Nel giro di pochi giorni alla signorina Sylvanosky viene rilasciata una nuova tessera sanitaria corretta, che le consente di completare il ciclo vaccinale e ottenere il Green pass. Quindi, la signorina Sylvanosky si reca in questura, all’ufficio stranieri, domandando di rettificare il codice fiscale sul permesso di soggiorno. La questura risponde che la modifica deve essere fatta in primo luogo all’ufficio anagrafe del Comune di Milano. Nell’aprile 2022 la signorina Sylvanosky si reca insieme a Fantozzi all’ufficio anagrafe e deposita l’istanza di rettifica.
A distanza di oltre cinque mesi, non avendo più saputo nulla della pratica, la signorina Sylvanosky torna in via Larga, dove dopo un’accesa discussione allo sportello e l’arrivo della direttrice di sala, quest’ultima afferma che non c’è stata alcuna istanza di rettifica e che comunque tale istanza deve essere presentata nel comune dove il matrimonio è stato celebrato. Dopo un’inattesa sfuriata di Fantozzi, di solito arrendevole e remissivo, l’impiegata allo sportello accoglie una seconda istanza di rettifica, senza tuttavia rilasciare alcuna ricevuta.

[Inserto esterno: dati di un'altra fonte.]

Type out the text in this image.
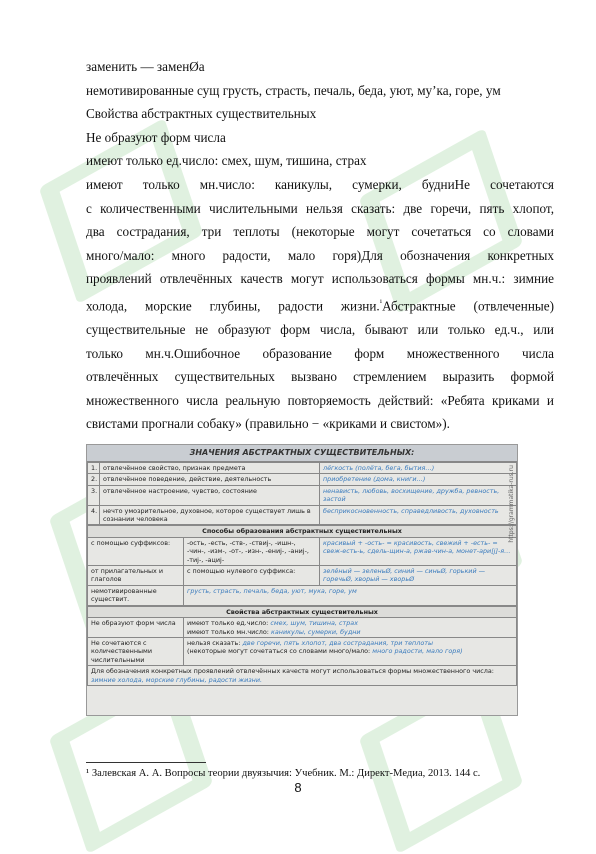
заменить — заменØа
немотивированные сущ грусть, страсть, печаль, беда, уют, му’ка, горе, ум
Свойства абстрактных существительных
Не образуют форм числа
имеют только ед.число: смех, шум, тишина, страх
имеют только мн.число: каникулы, сумерки, будниНе сочетаются
с количественными числительными нельзя сказать: две горечи, пять хлопот,
два сострадания, три теплоты (некоторые могут сочетаться со словами
много/мало: много радости, мало горя)Для обозначения конкретных
проявлений отвлечённых качеств могут использоваться формы мн.ч.: зимние
холода, морские глубины, радости жизни.$^{^1}$Абстрактные (отвлеченные)
существительные не образуют форм числа, бывают или только ед.ч., или
только мн.ч.Ошибочное образование форм множественного числа
отвлечённых существительных вызвано стремлением выразить формой
множественного числа реальную повторяемость действий: «Ребята криками и
свистами прогнали собаку» (правильно − «криками и свистом»).
ЗНАЧЕНИЯ АБСТРАКТНЫХ СУЩЕСТВИТЕЛЬНЫХ:
https://grammatika-rus.ru
1.	отвлечённое свойство, признак предмета	лёгкость (полёта, бега, бытия…)
2.	отвлечённое поведение, действие, деятельность	приобретение (дома, книги…)
3.	отвлечённое настроение, чувство, состояние	ненависть, любовь, восхищение, дружба, ревность, застой
4.	нечто умозрительное, духовное, которое существует лишь в сознании человека	бесприкосновенность, справедливость, духовность
Способы образования абстрактных существительных		
с помощью суффиксов:	-ость, -есть, -ств-, -ствиј-, -ишн-, -чин-, -изм-, -от-, -изн-, -ениј-, -аниј-, -тиј-, -ациј-	красивый + -ость- = красивость, свежий + -есть- = свеж-есть-ь, сдель-щин-а, ржав-чин-а, монет-ари[ј]-я…
от прилагательных и глаголов	с помощью нулевого суффикса:	зелёный — зеленьØ, синий — синьØ, горький — горечьØ, хворый — хворьØ
немотивированные существит.	грусть, страсть, печаль, беда, уют, мука, горе, ум	
Свойства абстрактных существительных	
Не образуют форм числа	имеют только ед.число: смех, шум, тишина, страх
имеют только мн.число: каникулы, сумерки, будни
Не сочетаются с количественными числительными	нельзя сказать: две горечи, пять хлопот, два сострадания, три теплоты
(некоторые могут сочетаться со словами много/мало: много радости, мало горя)
Для обозначения конкретных проявлений отвлечённых качеств могут использоваться формы множественного числа: зимние холода, морские глубины, радости жизни.	
¹ Залевская А. А. Вопросы теории двуязычия: Учебник. М.: Директ-Медиа, 2013. 144 с.
8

A distanza di un anno, mentre nel frattempo alla signorina Sylvanosky è stato ridotto l’assegno unico in quanto non ha potuto presentare la documentazione necessaria (non ha né carta d’identità elettronica né Spid), torna insieme a Fantozzi in via Larga, previo appuntamento regolarmente fissato sul sito del Comune e, di nuovo, la responsabile del salone dove vengono rilasciati i certificati, interpellata dietro pressante richiesta del marito, ribadisce che la richiesta di rettifica deve essere fatta avanti al Comune dove si è celebrato il matrimonio. Nasce un’animata discussione, in cui la suddetta signora da’ prova di essere più supponente e arrogante che preparata, al termine della quale indirizza la signorina Sylvanosky e suo marito al primo piano, “dalla mia superiore”.
Recatisi al primo piano, dopo avere aspettato più di mezz’ora davanti a una porta chiusa, Fantozzi e la moglie bussano alla porta accanto e chiedono di poter fissare un appuntamento con l’ufficio matrimoni per rettificare l’atto errato.
La funzionaria, gentilissima, si fa spiegare tutta la situazione, esamina gli scambi di e-mail tra Fantozzi e l’agenzia dell’entrate, Fantozzi e la questura e Fantozzi e il proprio commercialista, scarica a video l’atto di matrimonio e conclude che occorre andare al pianterreno all’ufficio stranieri.
In tale ufficio si svolge una discussione che non porta ad alcun risultato utile, al termine della quale la signorina Sylvanosky e Fantozzi vengono riaccompagnati allo sportello da cui erano partiti, nel salone al piano terra di via larga, dove viene protocollata una terza istanza di rettifica. Al termine viene rilasciata una ricevuta, con l’avvertenza che la pratica non potrà essere esaminata prima di qualche mese, forse sei, forse di più, ferma restando la possibilità di depositare un sollecito per circostanziati e documentati motivi.
Tutto questo è degno di un racconto di Kafka. L’ufficio anagrafe del Comune di Milano è gestito da persone scortesi e soprattutto prive di qualsiasi etica del lavoro. Come al solito la situazione può essere risolta in un attimo, a condizione di trovare una persona di buona volontà. Questa storia emblematica dell’Italia, dove l’efficienza o l’inefficienza dipendono dall’impegno personale di pochi volenterosi, perché tutta la burocrazia è gestita in una maniera a dir poco vergognosa e indegna di una nazione civile. Per quanto riguarda Fantozzi, be’, la nuvola dell’impiegato continua ad accompagnarlo nella grigia Milano.